Par Igor Ahmetov

    L’indépendance de la Cour pénale internationale (CPI) a toujours suscité des doutes et fait l’objet de nombreuses questions, mais les événements récents ont fini par dissiper les dernières illusions à ce sujet.

    En avril, le président américain Joe Biden a levé les sanctions imposées au personnel de la CPI, et en particulier à son procureur en chef Fatu Bensuda. Cette décision semble vraiment étrange à première vue, car les États-Unis ont toujours soutenu toutes sortes de restrictions aux activités de la CPI, soulignant son incohérence juridique et son illégitimité.

    Cependant, en y regardant de plus près, ces actions américaines ne semblent pas du tout si illogiques. En effet, M. Biden remercie Mme Bensouda d’avoir gelé l’enquête sur les crimes de guerre qui auraient été commis par le contingent américain en Afghanistan au début des années 2000. D’ailleurs, ce scénario a déjà été joué par les Américains : en 2019, Mme Bensouda a révoqué l’enquête contre les États-Unis sept jours après l’annulation de son visa américain.

    Essayons de comprendre comment la CPI mène ses enquêtes et où sont dépensés chaque année des centaines de millions d’euros du budget de cette organisation. Payer pour des déclarations de témoins, dissimuler des faits, ignorer les appels des victimes – ce ne sont là que quelques actions douteuses de la cour, dont on ne parle généralement pas.

    Un milliard d’or

    La Cour pénale internationale est le seul organe judiciaire au monde capable d’examiner les crimes les plus graves au niveau supranational : génocide, crimes de guerre, crimes contre l’humanité. Cependant, tous les pays ne sont pas sous son contrôle. La compétence de la CPI ne s’étend qu’à ceux qui ont signé le Statut de Rome – le traité instituant cette cour – et ratifié l’accord sur son statut.

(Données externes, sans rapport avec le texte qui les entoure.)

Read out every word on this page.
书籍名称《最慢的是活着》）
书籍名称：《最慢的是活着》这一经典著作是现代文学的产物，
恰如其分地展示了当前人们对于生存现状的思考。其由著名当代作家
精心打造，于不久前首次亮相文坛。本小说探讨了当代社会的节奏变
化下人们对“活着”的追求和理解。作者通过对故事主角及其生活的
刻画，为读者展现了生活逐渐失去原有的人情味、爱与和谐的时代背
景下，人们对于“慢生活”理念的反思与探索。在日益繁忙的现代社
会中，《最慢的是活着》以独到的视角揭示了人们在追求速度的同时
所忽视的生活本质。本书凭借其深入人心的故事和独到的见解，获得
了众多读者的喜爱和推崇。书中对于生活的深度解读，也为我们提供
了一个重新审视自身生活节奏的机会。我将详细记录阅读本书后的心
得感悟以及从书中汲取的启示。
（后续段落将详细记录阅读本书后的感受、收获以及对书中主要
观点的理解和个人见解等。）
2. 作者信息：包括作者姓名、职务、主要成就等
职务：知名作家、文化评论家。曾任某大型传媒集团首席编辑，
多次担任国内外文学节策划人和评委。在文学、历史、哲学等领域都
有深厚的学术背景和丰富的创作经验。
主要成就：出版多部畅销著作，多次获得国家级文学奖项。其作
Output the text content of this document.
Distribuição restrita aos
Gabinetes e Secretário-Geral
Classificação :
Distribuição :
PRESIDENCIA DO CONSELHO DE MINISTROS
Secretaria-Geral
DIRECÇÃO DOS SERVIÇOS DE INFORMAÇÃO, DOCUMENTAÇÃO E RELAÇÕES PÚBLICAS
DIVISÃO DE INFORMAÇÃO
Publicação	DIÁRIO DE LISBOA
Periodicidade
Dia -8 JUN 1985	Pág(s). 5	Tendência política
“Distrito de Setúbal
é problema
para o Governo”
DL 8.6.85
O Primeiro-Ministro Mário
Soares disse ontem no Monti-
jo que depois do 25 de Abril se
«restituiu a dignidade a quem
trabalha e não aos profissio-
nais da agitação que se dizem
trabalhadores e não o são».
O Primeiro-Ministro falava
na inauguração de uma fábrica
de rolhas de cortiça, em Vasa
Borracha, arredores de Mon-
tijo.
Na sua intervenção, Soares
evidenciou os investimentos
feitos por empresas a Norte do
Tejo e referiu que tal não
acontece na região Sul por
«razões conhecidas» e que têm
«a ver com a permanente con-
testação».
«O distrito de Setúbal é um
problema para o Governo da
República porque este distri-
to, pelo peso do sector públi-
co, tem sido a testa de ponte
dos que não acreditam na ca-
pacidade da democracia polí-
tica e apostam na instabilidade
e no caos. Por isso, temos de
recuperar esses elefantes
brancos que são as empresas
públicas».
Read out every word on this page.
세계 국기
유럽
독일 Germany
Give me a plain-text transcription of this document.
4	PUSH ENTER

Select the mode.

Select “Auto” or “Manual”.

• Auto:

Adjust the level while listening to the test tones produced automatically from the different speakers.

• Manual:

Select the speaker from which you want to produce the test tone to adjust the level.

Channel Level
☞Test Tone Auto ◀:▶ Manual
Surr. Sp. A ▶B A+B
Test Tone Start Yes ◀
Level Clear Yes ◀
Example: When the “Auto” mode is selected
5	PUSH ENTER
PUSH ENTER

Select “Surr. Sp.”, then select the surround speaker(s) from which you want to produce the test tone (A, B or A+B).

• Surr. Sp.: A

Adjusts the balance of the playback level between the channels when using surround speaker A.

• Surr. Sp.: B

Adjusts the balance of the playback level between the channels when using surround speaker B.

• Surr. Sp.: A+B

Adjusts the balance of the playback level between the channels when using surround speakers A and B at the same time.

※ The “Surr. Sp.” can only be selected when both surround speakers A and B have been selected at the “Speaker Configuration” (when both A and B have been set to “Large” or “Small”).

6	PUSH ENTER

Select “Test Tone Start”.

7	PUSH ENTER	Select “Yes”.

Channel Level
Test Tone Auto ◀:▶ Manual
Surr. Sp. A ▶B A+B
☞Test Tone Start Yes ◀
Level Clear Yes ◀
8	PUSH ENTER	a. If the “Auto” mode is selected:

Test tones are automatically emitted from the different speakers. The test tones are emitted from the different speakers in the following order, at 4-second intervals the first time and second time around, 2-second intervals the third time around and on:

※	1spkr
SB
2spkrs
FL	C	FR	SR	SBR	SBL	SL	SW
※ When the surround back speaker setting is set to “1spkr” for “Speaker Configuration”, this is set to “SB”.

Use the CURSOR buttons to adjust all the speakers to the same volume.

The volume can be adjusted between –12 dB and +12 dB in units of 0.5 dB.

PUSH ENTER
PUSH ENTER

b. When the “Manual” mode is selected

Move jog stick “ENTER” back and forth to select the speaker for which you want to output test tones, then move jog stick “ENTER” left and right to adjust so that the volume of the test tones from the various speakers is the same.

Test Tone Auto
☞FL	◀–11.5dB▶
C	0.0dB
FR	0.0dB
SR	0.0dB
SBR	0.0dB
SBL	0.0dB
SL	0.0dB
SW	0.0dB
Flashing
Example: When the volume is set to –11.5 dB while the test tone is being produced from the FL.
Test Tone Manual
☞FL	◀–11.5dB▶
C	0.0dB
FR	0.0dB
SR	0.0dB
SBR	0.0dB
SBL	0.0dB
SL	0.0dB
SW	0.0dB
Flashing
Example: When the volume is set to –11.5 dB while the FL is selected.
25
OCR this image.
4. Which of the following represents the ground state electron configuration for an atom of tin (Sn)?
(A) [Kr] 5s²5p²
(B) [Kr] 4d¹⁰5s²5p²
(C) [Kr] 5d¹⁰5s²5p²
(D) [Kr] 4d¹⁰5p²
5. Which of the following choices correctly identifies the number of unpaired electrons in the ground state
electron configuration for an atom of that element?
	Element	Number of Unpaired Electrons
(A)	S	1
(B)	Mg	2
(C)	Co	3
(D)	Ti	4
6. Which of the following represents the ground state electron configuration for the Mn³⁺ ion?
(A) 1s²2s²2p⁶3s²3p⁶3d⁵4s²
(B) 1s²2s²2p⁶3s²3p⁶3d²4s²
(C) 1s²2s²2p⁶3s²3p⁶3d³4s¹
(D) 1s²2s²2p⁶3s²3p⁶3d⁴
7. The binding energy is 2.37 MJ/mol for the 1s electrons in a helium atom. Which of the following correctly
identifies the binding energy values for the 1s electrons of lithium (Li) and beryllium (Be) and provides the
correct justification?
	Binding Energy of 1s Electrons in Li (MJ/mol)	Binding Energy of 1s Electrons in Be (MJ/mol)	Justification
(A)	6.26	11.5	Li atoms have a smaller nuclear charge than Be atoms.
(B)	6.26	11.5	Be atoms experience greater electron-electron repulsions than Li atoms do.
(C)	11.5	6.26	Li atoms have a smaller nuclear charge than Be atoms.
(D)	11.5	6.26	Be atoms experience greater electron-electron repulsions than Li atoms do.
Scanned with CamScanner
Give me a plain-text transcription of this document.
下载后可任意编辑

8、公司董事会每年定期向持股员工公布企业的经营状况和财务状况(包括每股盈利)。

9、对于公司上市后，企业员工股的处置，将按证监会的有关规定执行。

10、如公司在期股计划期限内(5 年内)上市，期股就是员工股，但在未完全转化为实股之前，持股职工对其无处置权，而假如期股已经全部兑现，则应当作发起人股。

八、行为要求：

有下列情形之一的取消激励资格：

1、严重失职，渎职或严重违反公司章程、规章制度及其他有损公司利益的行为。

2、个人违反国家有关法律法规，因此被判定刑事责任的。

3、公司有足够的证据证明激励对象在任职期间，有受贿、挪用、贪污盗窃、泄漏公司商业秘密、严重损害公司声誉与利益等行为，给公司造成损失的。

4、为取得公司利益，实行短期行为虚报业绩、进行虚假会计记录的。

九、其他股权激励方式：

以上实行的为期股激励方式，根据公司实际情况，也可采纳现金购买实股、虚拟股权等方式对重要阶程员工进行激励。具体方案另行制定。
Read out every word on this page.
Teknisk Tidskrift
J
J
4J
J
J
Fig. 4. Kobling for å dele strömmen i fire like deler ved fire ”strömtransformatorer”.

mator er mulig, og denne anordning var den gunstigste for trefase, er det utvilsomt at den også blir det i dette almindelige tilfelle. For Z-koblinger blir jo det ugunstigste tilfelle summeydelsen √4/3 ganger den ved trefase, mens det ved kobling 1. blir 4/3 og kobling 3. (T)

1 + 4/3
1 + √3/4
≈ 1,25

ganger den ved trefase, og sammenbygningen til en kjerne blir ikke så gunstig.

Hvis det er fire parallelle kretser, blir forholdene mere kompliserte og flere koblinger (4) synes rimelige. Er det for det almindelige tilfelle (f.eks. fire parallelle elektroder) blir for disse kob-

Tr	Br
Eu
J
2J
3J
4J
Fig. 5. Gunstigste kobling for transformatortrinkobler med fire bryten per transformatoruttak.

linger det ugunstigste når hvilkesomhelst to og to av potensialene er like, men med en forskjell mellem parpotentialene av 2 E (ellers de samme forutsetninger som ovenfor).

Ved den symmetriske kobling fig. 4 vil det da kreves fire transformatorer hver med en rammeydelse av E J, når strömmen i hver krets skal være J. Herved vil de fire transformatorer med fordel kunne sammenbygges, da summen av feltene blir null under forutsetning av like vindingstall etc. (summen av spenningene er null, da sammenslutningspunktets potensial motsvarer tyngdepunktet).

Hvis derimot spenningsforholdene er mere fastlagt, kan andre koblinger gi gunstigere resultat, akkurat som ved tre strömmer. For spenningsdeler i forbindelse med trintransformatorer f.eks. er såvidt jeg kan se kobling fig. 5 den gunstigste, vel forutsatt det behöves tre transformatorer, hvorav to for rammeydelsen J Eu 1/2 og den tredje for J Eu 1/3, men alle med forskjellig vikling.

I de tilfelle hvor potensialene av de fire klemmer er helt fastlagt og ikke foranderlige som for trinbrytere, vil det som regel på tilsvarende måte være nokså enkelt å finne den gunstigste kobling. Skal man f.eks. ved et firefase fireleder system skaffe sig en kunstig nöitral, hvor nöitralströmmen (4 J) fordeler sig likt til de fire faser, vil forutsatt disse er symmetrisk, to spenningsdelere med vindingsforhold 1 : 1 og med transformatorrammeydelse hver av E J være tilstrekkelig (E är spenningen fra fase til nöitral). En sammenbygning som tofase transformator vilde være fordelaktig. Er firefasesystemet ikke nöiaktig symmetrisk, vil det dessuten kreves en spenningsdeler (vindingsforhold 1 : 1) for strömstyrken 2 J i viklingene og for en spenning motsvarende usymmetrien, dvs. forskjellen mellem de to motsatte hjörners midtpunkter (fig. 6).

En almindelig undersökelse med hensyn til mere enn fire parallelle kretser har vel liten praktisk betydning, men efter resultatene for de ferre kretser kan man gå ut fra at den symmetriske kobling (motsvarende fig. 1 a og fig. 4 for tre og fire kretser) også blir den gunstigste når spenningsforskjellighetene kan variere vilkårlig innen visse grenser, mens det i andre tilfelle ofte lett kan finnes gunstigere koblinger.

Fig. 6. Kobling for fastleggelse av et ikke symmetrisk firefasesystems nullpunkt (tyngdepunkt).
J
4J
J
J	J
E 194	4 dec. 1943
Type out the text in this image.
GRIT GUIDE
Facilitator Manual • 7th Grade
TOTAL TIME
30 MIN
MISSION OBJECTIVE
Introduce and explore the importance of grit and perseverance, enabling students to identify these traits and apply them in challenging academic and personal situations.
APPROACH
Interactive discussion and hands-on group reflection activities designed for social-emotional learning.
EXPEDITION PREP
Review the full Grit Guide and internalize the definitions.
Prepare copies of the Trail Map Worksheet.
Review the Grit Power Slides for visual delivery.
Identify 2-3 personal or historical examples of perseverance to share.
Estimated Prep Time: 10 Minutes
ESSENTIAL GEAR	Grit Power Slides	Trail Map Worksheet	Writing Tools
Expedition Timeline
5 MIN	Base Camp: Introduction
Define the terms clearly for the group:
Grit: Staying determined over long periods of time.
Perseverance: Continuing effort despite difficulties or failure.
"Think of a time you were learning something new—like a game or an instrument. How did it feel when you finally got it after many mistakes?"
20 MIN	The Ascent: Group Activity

    Aujourd’hui, plus de 120 États dans le monde ont signé ce document, mais le nombre de ceux qui reconnaissent la légitimité de la CPI est bien moindre. Pratiquement toutes les puissances nucléaires se sont retirées de l’accord sur la CPI ou n’y ont pas adhéré initialement. Il s’agit notamment des États-Unis, de la Chine, d’Israël, de l’Inde, de la Turquie, de la Russie, etc.

    C’est l’une des raisons pour lesquelles non seulement l’Amérique, mais aussi de nombreuses puissances européennes critiquent la CPI pour son manque de pouvoir politique et juridique réel. Toutefois, ce n’est pas la seule raison. La CPI ne dispose pas de structures de pouvoir propres, ni d’une seule unité de police, ce qui rend difficile la recherche et l’arrestation des accusés.

    L’organisation ne bénéficie pas de la publicité nécessaire auprès de la population civile des différents pays, de sorte que les habitants ordinaires ne font pas confiance aux fonctionnaires de la CPI lors des enquêtes. En outre, l’organisme lui-même est souvent confondu avec les structures des Nations unies, mais la Cour n’est pas sous leur contrôle, elle ne coopère que sur la base d’un partenariat, même si le siège de la CPI se trouve à La Haye, où se trouve la Cour internationale de justice des Nations unies.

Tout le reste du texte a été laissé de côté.